Stalknecht: We have been working with members and partners from both within and without the industry on what we call "QC/QI" - Quality Contracting and Quality Installation. It surfaced because everyone recognized a need to establish benchmarks for what makes a quality contractor. How do you know if an installation has followed the best practices? We all know that the installing contractor has a lot more to do with a unit's energy efficiency than the SEER rating.
Quality Contractor Elements focus on how a contracting business operates, safeguards its employees, and addresses customer installation issues. These elements recognize that there are certain contractor attributes and minimum business practices that are necessary to fully support the installing/servicing technician's ability to install/maintain quality HVAC installations. With a focus on the business side of things as an indicator that an HVAC contractor is positioned to properly support its technicians in providing/servicing quality systems, specific contractor requirements have been identified.
Quality Installation Elements focus on the actual installation and how well the equipment was selected and installed. Quality installation is more than just using high-efficiency products and systems. Correct selection and installation of equipment and controls have a large impact on health, comfort, safety, and energy savings.
We anticipate making the QI specification available for public review and comment this spring.
NEWS: The HVAC arena changed after Hurricane Katrina hit Alabama, Louisiana, Mississippi, and parts of Florida last year. What has ACCA done to help those affected contractor members get their respective businesses up and running again? Any success stories to tell?
Stalknecht: After Hurricane Katrina struck, our chairman, Greg Leisgang, moved quickly to establish a task force to assist effected members. The Disaster Relief Task Force raised money and established a Website, where we allowed members to offer temporary employment assistance to dislocated technicians, and created an information exchange where contractors offered to donate equipment, supplies, and labor to contractors in the region.
We contributed funds to several companies in the area, almost all of who gave the contributions to their employees, many of whom lost everything, some without insurance. Phones, tools, manuals, even service vehicles were donated from ACCA member contractors around the country. It was a true object lesson in how this industry can come together when tragedy strikes. If it strikes again - and we pray that it doesn't - we'll be even better prepared to move quickly and help our members. ACCA is not just an organization. We're a family, and we take care of our own.
NEWS: What are some topics/issues ACCA plans to tackle/address over the next five years?
Stalknecht: I've addressed many of them already - our work on the Hill, in the technical arena, and in improving membership services will continue. I always hesitate to forecast the future. Five years ago, none of us anticipated how far we'd come or what we'd be involved in today.
First and foremost, ACCA will continue to be a member-driven organization. As our members' needs change, we will change. We have made a significant investment in technology over the last few years to improve our ability to communicate with our members, learn from them, and help them interact with each other.
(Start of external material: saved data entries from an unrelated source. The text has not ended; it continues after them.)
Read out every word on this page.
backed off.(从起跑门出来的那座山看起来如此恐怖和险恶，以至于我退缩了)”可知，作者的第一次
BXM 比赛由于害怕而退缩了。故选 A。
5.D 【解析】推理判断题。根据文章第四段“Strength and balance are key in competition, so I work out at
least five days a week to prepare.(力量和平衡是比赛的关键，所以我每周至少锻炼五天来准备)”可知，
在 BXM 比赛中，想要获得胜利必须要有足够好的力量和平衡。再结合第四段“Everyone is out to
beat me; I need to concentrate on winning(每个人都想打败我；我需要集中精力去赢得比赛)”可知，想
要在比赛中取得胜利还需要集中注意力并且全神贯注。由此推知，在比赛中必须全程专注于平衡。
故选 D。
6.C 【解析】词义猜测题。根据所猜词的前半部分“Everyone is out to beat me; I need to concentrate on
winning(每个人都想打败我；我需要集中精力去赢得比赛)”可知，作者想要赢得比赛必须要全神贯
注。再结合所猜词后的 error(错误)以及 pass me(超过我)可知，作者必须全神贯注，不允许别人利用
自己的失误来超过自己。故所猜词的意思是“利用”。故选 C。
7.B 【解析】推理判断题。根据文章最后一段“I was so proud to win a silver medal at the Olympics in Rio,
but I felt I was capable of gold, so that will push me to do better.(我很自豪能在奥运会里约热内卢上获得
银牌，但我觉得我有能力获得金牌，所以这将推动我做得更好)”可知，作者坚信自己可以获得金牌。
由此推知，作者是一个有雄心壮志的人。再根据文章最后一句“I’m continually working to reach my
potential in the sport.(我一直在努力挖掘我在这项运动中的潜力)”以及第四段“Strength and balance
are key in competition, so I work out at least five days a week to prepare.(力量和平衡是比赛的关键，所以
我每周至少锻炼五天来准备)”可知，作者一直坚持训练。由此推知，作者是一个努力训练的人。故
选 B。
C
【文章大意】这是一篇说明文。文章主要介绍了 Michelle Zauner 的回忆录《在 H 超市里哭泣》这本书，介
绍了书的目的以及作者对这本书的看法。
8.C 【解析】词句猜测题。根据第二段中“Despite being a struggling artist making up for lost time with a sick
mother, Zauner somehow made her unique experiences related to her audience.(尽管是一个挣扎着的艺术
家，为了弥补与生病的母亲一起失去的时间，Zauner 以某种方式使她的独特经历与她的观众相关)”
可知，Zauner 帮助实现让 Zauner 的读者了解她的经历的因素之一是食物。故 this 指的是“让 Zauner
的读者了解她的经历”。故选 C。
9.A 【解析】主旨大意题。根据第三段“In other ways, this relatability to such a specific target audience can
A new Website, coming later this year, will take our relationships with members to a whole new level and give them amazing new tools for learning and improving their businesses.
It's been a great five years, but I make one promise to our members and to the entire HVACR industry: We will never be complacent. We will never stand still. We will never be finished. And when we talk again five years from now, ACCA will be completely different from what it is today, just like our most successful members.